Red Square - Martin Cruz Smith [67]
They had reached the gate. Up close, it wasn’t black but dark green, with a guard walk over double doors of wood backed with steel plates and guard towers on the sides. In front was a striped barrier to keep the curious away, but how could anyone resist? Arkady stepped over and ran his hands over the lacquer finish, still lovingly maintained. Through it the long sedans used to roll another fifty meters to the dacha, to the midnight dinners and the after-midnight writing of the lists of names, when men and women passed, even while they slept, from the living to the dead. Sometimes children were brought to the dacha to decorate a lawn party or present a bouquet, but always during the day, as if they were safe only in the sun.
This was the door of the dragon, Arkady thought. Even if the dragon was now dead, the gate should be charred black and the road should be scarred by claws. Bones should be hanging from the branches. The soldiers in greatcoats should at least have stayed on as statues. Instead, watching from the guard walk, was the solitary wide-angle eye of a security camera.
Rodionov hadn’t noticed. “Minin will—”
“Shut up,” Albov said and looked up at the lens. “Smile.” He asked Arkady, “There are other cameras on the road?”
“The entire way. The monitors are in the dacha. They’re actively watched and taped. It’s a historical area, after all.”
“Naturally. Do something about Minin,” Albov said softly to Rodionov. “We don’t want strong-arm tactics. Get the fool out of here.”
Confused but beaming with goodwill, Rodionov waved to Minin while Albov turned to Arkady with the expression of a man who keeps honest score. “We’re friends who are concerned about your well-being. We have every reason to meet you out in the open. So someone is watching a television monitor and wondering whether we’re birdwatchers or amateur historians.”
“I’m afraid Minin won’t pass as either,” Arkady said.
“Not Minin,” Albov agreed.
Rodionov stepped down the road to shoo Minin off.
“Slept?” Albov asked Arkady.
“No.”
“Eaten?”
“No.”
“It’s miserable being on the run.” He sounded sincere. He also sounded in control, as if Rodionov had been allowed to chair the meeting as long as items on the agenda were followed in order. The camera at Stalin’s gate had changed that. Albov held his cigarette to his mouth as he spoke. “The call was clever.”
“Penyagin had your phone number.”
“Then it was obvious.”
“My best ideas are obvious.”
Arkady had also called Borya, as Albov must know by now. The question was implicit: what other phone numbers had Penyagin written down?

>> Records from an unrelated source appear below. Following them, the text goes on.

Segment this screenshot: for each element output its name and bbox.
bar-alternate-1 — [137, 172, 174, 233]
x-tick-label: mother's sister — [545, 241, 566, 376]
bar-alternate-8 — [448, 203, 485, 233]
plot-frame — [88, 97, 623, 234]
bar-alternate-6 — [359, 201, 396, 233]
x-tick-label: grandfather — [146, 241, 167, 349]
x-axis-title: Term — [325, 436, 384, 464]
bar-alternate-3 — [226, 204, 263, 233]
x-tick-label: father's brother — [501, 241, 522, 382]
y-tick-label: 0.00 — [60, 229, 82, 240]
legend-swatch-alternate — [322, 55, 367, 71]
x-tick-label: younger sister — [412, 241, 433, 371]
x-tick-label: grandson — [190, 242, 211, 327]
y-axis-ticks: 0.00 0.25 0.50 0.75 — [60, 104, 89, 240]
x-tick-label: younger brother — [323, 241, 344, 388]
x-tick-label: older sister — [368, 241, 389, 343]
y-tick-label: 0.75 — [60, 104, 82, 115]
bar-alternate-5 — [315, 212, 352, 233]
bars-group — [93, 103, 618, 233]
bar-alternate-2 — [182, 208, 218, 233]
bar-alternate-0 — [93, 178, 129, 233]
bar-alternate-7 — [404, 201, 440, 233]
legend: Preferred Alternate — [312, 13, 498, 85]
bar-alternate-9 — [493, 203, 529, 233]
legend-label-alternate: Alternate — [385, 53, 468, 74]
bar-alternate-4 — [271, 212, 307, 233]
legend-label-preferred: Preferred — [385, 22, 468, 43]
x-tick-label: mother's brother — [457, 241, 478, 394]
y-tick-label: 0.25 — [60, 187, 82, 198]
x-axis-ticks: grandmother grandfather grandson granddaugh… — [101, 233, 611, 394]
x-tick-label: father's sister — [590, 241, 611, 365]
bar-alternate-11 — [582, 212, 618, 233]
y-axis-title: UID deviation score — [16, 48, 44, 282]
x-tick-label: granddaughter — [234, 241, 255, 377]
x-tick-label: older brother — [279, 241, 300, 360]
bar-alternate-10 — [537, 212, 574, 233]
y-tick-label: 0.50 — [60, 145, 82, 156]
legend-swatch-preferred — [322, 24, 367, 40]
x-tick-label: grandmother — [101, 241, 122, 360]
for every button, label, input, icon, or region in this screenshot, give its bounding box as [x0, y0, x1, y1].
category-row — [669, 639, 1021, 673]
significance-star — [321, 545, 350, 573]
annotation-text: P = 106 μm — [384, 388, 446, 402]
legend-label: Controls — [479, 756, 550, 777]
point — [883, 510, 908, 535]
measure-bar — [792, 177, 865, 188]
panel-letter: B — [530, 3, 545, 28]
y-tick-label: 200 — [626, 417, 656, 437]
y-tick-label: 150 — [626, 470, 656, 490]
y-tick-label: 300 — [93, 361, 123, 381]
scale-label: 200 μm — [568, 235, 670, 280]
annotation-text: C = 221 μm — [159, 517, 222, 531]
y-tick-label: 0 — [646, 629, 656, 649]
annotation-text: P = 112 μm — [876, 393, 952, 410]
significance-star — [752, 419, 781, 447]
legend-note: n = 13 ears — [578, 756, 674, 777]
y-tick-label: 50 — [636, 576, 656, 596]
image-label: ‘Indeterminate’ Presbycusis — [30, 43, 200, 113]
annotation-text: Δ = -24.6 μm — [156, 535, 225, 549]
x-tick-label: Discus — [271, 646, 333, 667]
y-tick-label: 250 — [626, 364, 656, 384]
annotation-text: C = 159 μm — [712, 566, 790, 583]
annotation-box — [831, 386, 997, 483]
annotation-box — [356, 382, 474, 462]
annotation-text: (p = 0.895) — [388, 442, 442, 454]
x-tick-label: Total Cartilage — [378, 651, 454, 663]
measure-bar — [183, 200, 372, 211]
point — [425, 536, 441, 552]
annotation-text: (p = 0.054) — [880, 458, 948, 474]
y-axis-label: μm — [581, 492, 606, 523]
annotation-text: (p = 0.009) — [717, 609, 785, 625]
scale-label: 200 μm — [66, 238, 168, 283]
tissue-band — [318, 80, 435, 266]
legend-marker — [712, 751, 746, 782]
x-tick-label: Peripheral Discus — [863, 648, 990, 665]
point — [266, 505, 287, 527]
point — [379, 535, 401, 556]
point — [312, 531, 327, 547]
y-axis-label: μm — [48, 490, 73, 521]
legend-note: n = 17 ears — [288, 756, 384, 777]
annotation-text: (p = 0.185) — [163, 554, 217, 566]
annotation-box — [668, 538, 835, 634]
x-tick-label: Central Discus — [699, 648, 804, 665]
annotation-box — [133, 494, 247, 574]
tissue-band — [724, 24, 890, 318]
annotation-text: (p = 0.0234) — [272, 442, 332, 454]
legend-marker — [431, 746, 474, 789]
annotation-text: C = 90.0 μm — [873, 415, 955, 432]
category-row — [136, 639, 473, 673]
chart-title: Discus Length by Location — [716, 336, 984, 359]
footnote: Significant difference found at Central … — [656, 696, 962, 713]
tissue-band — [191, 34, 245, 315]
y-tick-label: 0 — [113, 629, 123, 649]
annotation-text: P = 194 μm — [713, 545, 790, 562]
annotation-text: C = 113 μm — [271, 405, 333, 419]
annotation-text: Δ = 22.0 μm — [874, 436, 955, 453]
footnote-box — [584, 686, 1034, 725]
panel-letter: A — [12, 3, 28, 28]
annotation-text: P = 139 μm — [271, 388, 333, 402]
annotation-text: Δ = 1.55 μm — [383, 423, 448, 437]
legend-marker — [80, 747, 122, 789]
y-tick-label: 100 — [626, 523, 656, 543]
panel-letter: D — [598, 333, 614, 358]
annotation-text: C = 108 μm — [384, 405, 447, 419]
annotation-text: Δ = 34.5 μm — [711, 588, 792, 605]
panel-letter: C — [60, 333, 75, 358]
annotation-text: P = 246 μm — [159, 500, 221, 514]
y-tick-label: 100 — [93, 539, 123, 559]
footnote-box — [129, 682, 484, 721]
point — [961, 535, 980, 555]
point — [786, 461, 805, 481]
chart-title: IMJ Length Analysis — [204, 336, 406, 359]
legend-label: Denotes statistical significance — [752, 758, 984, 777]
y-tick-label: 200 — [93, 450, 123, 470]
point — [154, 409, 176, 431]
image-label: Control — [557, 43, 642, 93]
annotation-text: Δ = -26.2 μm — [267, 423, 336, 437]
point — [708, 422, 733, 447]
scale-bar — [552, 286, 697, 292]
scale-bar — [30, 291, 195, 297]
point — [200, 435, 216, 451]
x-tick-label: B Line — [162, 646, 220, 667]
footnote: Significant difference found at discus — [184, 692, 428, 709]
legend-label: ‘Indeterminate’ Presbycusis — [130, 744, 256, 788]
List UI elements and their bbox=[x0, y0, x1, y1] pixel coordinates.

When Rodionov returned, Albov lifted the report from the prosecutor’s pocket. “Telegram blanks,” Albov said. “He was at Central Telegraph all night.”
Rodionov glanced at the camera and muttered, “We were covering train stations, known addresses, the streets.”

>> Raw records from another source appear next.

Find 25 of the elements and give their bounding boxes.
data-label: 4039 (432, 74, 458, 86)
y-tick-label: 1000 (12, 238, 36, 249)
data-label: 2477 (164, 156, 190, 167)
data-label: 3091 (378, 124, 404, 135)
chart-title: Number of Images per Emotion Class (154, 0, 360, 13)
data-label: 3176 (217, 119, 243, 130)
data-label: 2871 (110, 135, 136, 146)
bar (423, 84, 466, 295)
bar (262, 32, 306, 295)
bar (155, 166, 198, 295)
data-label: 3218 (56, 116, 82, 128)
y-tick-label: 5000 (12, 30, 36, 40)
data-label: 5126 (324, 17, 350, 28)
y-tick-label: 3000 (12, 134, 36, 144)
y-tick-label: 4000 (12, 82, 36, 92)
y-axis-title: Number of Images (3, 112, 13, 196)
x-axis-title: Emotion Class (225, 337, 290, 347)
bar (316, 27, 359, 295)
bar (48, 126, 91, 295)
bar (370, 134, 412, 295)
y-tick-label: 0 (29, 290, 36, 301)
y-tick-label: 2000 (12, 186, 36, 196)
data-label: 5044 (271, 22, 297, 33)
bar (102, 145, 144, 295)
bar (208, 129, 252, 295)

“Moscow is a big city,” Arkady said in the prosecutor’s defense.
“Did you send any telegrams?” Albov asked Arkady.
“We can find out,” Rodionov pointed out.
“In a day or two,” Arkady agreed.
“He’s threatening us,” the prosecutor said.

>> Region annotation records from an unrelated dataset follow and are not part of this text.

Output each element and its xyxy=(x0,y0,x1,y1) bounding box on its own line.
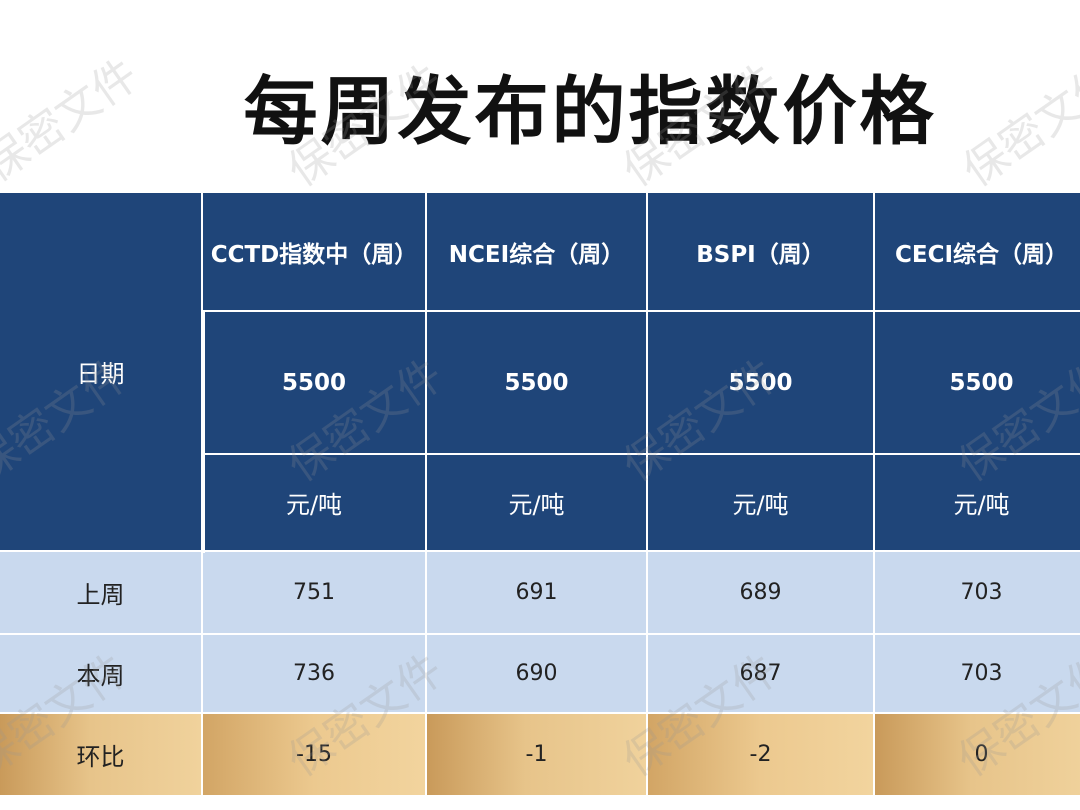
date-header: 日期 xyxy=(0,193,201,550)
unit-ceci: 元/吨 xyxy=(875,455,1080,550)
table-cell: 687 xyxy=(648,635,873,712)
column-header-ncei: NCEI综合（周） xyxy=(427,193,646,310)
table-cell: 751 xyxy=(203,552,425,633)
column-header-ceci: CECI综合（周） xyxy=(875,193,1080,310)
grade-ncei: 5500 xyxy=(427,312,646,453)
table-cell: -15 xyxy=(203,714,425,795)
column-header-bspi: BSPI（周） xyxy=(648,193,873,310)
table-cell: 689 xyxy=(648,552,873,633)
table-cell: 736 xyxy=(203,635,425,712)
row-label-last-week: 上周 xyxy=(0,552,201,633)
table-cell: 703 xyxy=(875,635,1080,712)
index-price-table: 日期 CCTD指数中（周） NCEI综合（周） BSPI（周） CECI综合（周… xyxy=(0,193,1080,795)
unit-ncei: 元/吨 xyxy=(427,455,646,550)
table-cell: 703 xyxy=(875,552,1080,633)
table-cell: 690 xyxy=(427,635,646,712)
table-cell: 691 xyxy=(427,552,646,633)
row-label-change: 环比 xyxy=(0,714,201,795)
divider xyxy=(201,310,205,553)
table-cell: 0 xyxy=(875,714,1080,795)
table-cell: -1 xyxy=(427,714,646,795)
column-header-cctd: CCTD指数中（周） xyxy=(203,193,425,310)
unit-cctd: 元/吨 xyxy=(203,455,425,550)
grade-ceci: 5500 xyxy=(875,312,1080,453)
table-cell: -2 xyxy=(648,714,873,795)
unit-bspi: 元/吨 xyxy=(648,455,873,550)
grade-bspi: 5500 xyxy=(648,312,873,453)
grade-cctd: 5500 xyxy=(203,312,425,453)
row-label-this-week: 本周 xyxy=(0,635,201,712)
page-title: 每周发布的指数价格 xyxy=(243,69,937,155)
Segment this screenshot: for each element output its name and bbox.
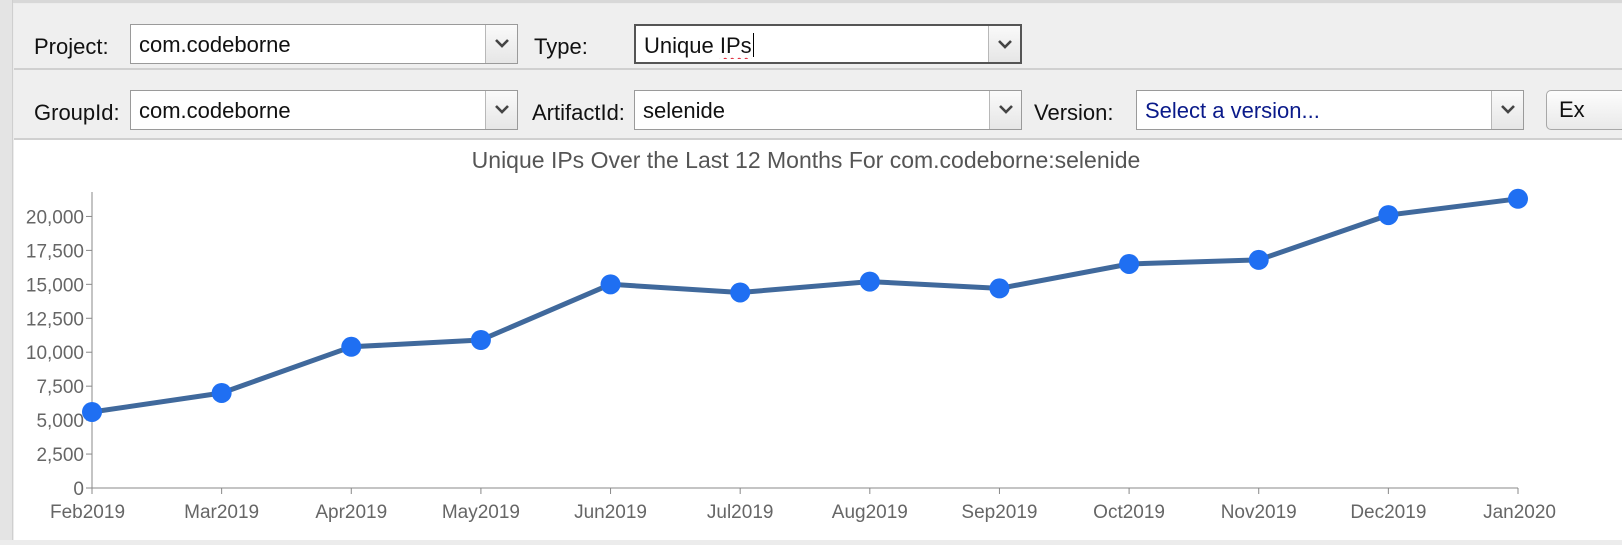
chevron-down-icon [998,40,1012,49]
x-tick-label: Apr2019 [315,502,387,523]
project-value: com.codeborne [139,32,291,57]
x-tick-label: Nov2019 [1221,502,1297,523]
y-tick-label: 10,000 [26,343,84,364]
version-dropdown-button[interactable] [1491,91,1523,129]
y-tick-label: 17,500 [26,241,84,262]
artifactid-value: selenide [643,98,725,123]
series-line [91,196,1519,415]
data-point[interactable] [859,271,880,292]
x-tick-label: Mar2019 [184,502,259,523]
line-chart: Unique IPs Over the Last 12 Months For c… [26,147,1556,523]
data-point[interactable] [1378,205,1399,226]
y-tick-label: 0 [73,479,84,500]
type-value-spellcheck-word: IPs [719,33,752,58]
x-tick-label: Feb2019 [50,502,125,523]
data-point[interactable] [1248,249,1269,270]
x-axis: Feb2019 Mar2019 Apr2019 May2019 Jun2019 Jul20… [50,487,1556,523]
version-label: Version: [1034,100,1114,125]
data-point[interactable] [989,278,1010,299]
data-point[interactable] [730,282,751,303]
selector-row-artifact: GroupId: com.codeborne ArtifactId: selen… [14,70,1622,140]
x-tick-label: Sep2019 [961,502,1037,523]
x-tick-label: Jan2020 [1483,502,1556,523]
data-point[interactable] [600,274,621,295]
data-point[interactable] [82,401,102,422]
x-tick-label: Jun2019 [574,502,647,523]
type-value-prefix: Unique [644,33,720,58]
version-placeholder: Select a version... [1145,98,1320,123]
type-label: Type: [534,34,588,59]
groupid-value: com.codeborne [139,98,291,123]
y-tick-label: 2,500 [36,445,84,466]
groupid-dropdown-button[interactable] [485,91,517,129]
groupid-label: GroupId: [34,100,120,125]
artifactid-dropdown-button[interactable] [989,91,1021,129]
type-dropdown-button[interactable] [988,26,1020,62]
y-tick-label: 5,000 [36,411,84,432]
y-tick-label: 15,000 [26,275,84,296]
x-tick-label: Jul2019 [707,502,774,523]
x-tick-label: Oct2019 [1093,502,1165,523]
data-point[interactable] [1119,253,1140,274]
data-point[interactable] [211,382,232,403]
artifactid-combobox[interactable]: selenide [634,90,1022,130]
chart-panel: Unique IPs Over the Last 12 Months For c… [14,140,1622,540]
type-combobox[interactable]: Unique IPs [634,24,1022,64]
project-combobox[interactable]: com.codeborne [130,24,518,64]
chevron-down-icon [1501,105,1515,114]
y-tick-label: 20,000 [26,207,84,228]
text-cursor [752,33,754,57]
type-value: Unique IPs [644,33,980,59]
export-button[interactable]: Ex [1546,90,1622,130]
artifactid-label: ArtifactId: [532,100,625,125]
chevron-down-icon [495,39,509,48]
y-tick-label: 12,500 [26,309,84,330]
data-points [82,188,1528,422]
x-tick-label: Dec2019 [1350,502,1426,523]
data-point[interactable] [341,336,362,357]
window-left-border [0,0,13,540]
project-dropdown-button[interactable] [485,25,517,63]
version-combobox[interactable]: Select a version... [1136,90,1524,130]
data-point[interactable] [470,330,491,350]
selector-row-project: Project: com.codeborne Type: Unique IPs [14,4,1622,70]
data-point[interactable] [1508,188,1528,209]
y-tick-label: 7,500 [36,377,84,398]
x-tick-label: Aug2019 [832,502,908,523]
window-top-border [0,0,1622,3]
x-tick-label: May2019 [442,502,520,523]
chevron-down-icon [999,105,1013,114]
groupid-combobox[interactable]: com.codeborne [130,90,518,130]
chevron-down-icon [495,105,509,114]
project-label: Project: [34,34,109,59]
y-axis: 0 2,500 5,000 7,500 10,000 12,500 15,000 17,500… [26,192,93,500]
chart-title: Unique IPs Over the Last 12 Months For c… [472,147,1141,173]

Albov said, “With what? That’s the question. If he knows anything about Penyagin, the detective or Rosen, he’s legally bound to inform his superior, who is you, or the investigator of record, who is Minin. Otherwise, he’ll be regarded as a raving maniac. The streets are full of raving maniacs these days, so no one’s going to listen to him. He’s also obligated to follow orders. If you send him to Baku, that’s where he goes. He can stand under this camera all day long. It’s a dead end; there aren’t any floodlights, so you can pick him up tonight and tomorrow he’ll wake up in Baku. Renko, let me tell you something from experience. You don’t stop running until you’ve got something to trade. You have nothing, do you?”
“No,” Arkady admitted. “But I have other plans.”
“What other plans?”
“I was thinking of pursuing the Rosen investigation.”
Rodionov looked down the road. “Minin is in charge of that now.”
“I wouldn’t be in Minin’s way,” Arkady said.